Musical Youth“In this young adult novel from Antiguan Joanne C. Hillhouse, second-place winner of the inaugural CODE Burt Award for Caribbean Literature, music is both the food of love and a furnace for self-expression. Hillhouse speaks directly to young readers, but with concerns of colourism, class clashes, and society’s skewed expectations for boys and girls. There are no missteps in this tender coming-of-age romance, only an enthusiasm for love and life that reverberates triumphantly…” – Caribbean Beat, March/April 2016 re Musical Youth

***

“I would want to say that as political and economic history this book by Paget Henry does have its equal and perhaps its betters, but as analysis of cultural development or underdevelopment, it is unsurpassed by any I know.” – Tim Hector on Peripheral Capitalism and Underdevelopment in Antigua by Paget Henry (article: Antiguan makes Great Contribution to Overcoming Underdevelopment: Paget Henry, originally published in the Outlet in 1985, republished in the Antigua and Barbuda Review of Books Volume 8 Number 1 Fall 2015)

***

“This is a profound examination of the human condition, as a child, in an island, colony, an independent colony, not as maudlin tale, but as wonderful lyricism.

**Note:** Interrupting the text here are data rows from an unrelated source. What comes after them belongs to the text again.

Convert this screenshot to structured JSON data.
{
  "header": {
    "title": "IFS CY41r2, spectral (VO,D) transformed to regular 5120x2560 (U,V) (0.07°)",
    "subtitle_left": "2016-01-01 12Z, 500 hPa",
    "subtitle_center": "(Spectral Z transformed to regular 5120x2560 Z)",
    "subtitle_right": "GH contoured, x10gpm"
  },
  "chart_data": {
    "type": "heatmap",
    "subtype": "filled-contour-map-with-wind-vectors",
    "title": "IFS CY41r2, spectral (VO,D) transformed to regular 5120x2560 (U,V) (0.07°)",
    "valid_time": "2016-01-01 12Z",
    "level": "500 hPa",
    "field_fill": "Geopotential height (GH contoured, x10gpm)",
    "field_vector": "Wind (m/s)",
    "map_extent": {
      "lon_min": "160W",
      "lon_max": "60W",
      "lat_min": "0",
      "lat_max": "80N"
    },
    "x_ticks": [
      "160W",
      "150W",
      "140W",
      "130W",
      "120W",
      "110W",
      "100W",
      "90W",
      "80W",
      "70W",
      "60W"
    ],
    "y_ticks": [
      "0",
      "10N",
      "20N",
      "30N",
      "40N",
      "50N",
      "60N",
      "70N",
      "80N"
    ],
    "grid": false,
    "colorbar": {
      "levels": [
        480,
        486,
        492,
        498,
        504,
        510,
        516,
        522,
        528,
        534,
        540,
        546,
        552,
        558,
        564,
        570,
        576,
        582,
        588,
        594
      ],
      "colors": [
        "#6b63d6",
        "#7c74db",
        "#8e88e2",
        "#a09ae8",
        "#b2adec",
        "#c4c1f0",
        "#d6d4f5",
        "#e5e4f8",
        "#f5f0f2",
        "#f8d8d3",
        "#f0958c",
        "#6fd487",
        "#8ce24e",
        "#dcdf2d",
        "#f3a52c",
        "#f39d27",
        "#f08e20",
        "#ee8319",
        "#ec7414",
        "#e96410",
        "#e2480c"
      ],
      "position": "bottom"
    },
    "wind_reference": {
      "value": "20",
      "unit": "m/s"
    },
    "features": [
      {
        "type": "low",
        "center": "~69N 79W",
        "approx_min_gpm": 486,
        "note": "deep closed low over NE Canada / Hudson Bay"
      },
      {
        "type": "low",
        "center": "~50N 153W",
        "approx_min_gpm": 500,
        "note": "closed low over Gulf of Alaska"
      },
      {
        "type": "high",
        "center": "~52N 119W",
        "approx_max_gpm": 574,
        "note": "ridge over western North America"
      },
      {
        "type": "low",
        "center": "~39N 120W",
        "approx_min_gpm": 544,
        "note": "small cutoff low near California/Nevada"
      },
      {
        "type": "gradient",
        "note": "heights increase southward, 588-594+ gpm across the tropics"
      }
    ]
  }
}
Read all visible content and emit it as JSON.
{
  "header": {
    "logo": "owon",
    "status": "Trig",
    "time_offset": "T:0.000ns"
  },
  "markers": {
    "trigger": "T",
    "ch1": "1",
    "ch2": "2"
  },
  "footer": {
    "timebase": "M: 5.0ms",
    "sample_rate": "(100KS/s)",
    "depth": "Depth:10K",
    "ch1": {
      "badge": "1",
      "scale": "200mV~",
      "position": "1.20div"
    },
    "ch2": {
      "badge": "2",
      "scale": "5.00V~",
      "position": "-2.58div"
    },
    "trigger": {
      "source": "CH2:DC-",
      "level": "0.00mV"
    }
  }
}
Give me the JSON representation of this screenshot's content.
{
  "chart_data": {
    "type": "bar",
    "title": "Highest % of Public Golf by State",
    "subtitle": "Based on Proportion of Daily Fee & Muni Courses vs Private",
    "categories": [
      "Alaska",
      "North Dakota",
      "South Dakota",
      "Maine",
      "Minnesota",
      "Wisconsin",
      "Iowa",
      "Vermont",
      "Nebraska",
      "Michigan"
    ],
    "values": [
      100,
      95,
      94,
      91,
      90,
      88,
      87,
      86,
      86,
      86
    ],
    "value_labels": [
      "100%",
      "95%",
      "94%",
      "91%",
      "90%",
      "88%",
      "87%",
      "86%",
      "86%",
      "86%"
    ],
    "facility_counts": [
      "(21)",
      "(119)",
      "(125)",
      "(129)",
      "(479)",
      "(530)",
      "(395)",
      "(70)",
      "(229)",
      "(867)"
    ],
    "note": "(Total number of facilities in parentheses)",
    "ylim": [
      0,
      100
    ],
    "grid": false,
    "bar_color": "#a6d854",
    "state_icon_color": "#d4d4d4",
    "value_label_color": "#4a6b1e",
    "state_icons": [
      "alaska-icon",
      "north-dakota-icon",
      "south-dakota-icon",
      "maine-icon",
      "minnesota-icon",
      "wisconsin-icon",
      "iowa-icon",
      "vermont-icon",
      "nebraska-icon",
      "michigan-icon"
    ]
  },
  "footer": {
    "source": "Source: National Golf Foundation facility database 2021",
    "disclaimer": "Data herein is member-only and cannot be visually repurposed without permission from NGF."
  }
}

a lyrical prose which uniquely and superbly captures the rhythm, the cadences, the magic, the nuances, the tones and shades of Antiguan English speech.” – Tim Hector on Jamaica Kincaid’s Annie John, reprinted in the Antigua and Barbuda Review of Books Volume 8 Number 1 Fall 2015

***

“The Star Side of Bird Hill is worth it for Phaedra alone, and for Jackson’s evocative, lyrical writing — she makes Barbados come to life, and she’s comfortable with both humor and pathos.” – NPR re Naomi Jackson’s The Star Side of Bird Hill

***

Shivanee Ramlochan wrote this about Musical Musical Youth (Joanne C. Hillhouse) on the Paper Based blog:

“Brimful with resonant notes on first-time courtships; adolescent discovery; tightly-knit friendships and the rewards of discipline, Musical Youth deserves multiple encores — this is one young adult pick you’ll want to savour several times over.”

***

Hazra Medica wrote this about Unburnable in the Antigua and Barbuda Review of Books Volume 8 Number 1 Fall 2015:

“Marie Elena John’s debut novel Unburnable is a tremendous surprise, and a welcomed addition to Antiguan literature, Anglophone Caribbean women’s writing, and Anglophone Caribbean writing in general. It is a surprise because its crafting belies the ‘greenness’ of its author. Its surprise is great because as a debut project, its tackling of massive/significant and underexplored themes and experiences in Antiguan/Caribbean literature is, for the most part, well-executed. Moreover, it is a welcomed addition because, among other reasons, it is a belated yet timely intervention into the conventional neglect and/or mistreatment of a number of Caribbean subjectivities and experiences by West Indian literature and literary criticism as well as West Indian and ‘Western’ historical narratives.”